Michael Zorc bezeichnete die Degradierung von Marcel Schmelzer beim Spiel gegen Bayer Leverkusen als „rein sportliche Entscheidung“. Und Peter Stöger stellte klar, dass die „nicht optimalen Leistungen in den vergangenen Wochen“ ausschlaggebend waren. Hinter vorgehaltener Hand wurde jedoch bereits getuschelt, der Kapitän könnte seinen Namen auf der Sommerstreichliste von Borussia Dortmund wiederfinden. Ein Wechsel kommt aber offenbar nicht in Frage.

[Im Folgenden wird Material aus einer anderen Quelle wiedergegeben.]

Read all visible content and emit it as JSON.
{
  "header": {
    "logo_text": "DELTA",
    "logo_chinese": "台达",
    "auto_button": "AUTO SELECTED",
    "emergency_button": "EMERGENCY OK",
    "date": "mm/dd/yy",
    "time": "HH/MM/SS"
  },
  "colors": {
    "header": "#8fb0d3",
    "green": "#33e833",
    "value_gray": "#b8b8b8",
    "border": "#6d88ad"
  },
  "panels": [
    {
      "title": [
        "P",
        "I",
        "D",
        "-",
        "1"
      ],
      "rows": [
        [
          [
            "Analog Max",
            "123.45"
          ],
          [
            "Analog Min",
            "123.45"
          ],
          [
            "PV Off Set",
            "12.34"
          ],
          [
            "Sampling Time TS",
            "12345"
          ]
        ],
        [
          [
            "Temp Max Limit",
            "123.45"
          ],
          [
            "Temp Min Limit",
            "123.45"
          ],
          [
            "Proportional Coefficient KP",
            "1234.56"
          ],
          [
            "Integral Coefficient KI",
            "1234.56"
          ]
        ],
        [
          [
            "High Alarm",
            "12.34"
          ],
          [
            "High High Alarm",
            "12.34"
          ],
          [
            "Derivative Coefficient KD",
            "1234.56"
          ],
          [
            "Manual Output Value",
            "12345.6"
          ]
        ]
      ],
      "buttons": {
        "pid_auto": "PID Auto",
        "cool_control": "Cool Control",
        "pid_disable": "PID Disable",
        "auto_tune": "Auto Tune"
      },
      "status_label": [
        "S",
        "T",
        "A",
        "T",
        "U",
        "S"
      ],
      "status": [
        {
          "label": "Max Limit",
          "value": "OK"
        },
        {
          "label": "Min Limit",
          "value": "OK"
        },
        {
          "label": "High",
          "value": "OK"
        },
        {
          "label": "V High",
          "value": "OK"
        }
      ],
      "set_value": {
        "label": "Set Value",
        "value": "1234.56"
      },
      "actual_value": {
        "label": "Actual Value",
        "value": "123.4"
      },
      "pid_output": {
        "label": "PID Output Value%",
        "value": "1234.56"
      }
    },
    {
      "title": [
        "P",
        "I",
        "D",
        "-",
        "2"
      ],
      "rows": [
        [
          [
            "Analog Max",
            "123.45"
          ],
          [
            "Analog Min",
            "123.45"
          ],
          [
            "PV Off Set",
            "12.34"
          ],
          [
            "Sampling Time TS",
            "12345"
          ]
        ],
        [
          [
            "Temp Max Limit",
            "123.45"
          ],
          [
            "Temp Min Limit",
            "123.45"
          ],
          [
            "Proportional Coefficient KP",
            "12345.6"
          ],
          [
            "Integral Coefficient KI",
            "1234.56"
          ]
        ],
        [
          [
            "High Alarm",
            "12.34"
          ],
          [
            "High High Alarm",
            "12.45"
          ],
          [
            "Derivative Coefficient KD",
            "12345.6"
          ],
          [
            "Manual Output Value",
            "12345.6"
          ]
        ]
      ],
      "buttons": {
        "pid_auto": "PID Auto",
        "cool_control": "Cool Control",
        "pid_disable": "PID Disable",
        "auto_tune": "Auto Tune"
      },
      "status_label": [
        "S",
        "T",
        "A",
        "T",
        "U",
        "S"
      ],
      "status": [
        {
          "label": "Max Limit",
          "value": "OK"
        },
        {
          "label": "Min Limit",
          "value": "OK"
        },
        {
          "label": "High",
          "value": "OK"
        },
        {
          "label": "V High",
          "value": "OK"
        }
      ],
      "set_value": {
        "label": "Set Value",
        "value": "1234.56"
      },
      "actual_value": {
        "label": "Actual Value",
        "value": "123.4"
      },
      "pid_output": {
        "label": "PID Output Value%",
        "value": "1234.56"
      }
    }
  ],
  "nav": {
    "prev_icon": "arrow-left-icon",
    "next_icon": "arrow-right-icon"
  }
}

Wie die ‚Bild‘ berichtet, haben Hans-Joachim Watzke und Michael Zorc entschieden, dass Schmelzer zumindest im Sommer nicht zur Disposition stehen wird. Demnach soll der Linksverteidiger unabhängig vom kommenden Trainer bleiben. Ursächlich für die Grundsatzentscheidung sind die Verdienste, für die sich das Urgestein im zurückliegenden Jahrzehnt verantwortlich zeichnete.

Die Kapitänsbinde wird der 30-Jährige aber in der kommenden Saison nicht mehr tragen. ‚Bild‘ und ‚Sport Bild‘ sind sich einig, das Marco Reus das Amt übernehmen wird. Der gebürtige Dortmunder ist im Gegensatz zu Schmelzer sportlich über jeden Zweifel erhaben und soll das Team nach dem Umbruch anführen.

PlausibelFT-Meinung: Schmelzer darf aus rein emotionalen Gründen bleiben, sportlich lieferte der Linksverteidiger nicht nur in dieser Saison zu wenige Argumente für eine Jobgarantie. Der BVB honoriert damit vor allem die menschlichen Leistungen des charakterlich einwandfreien Musterprofis. Die Schwarz-Gelben tun gut daran, Identifikationsfiguren wie Schmelzer nicht vor die Tür zu setzen.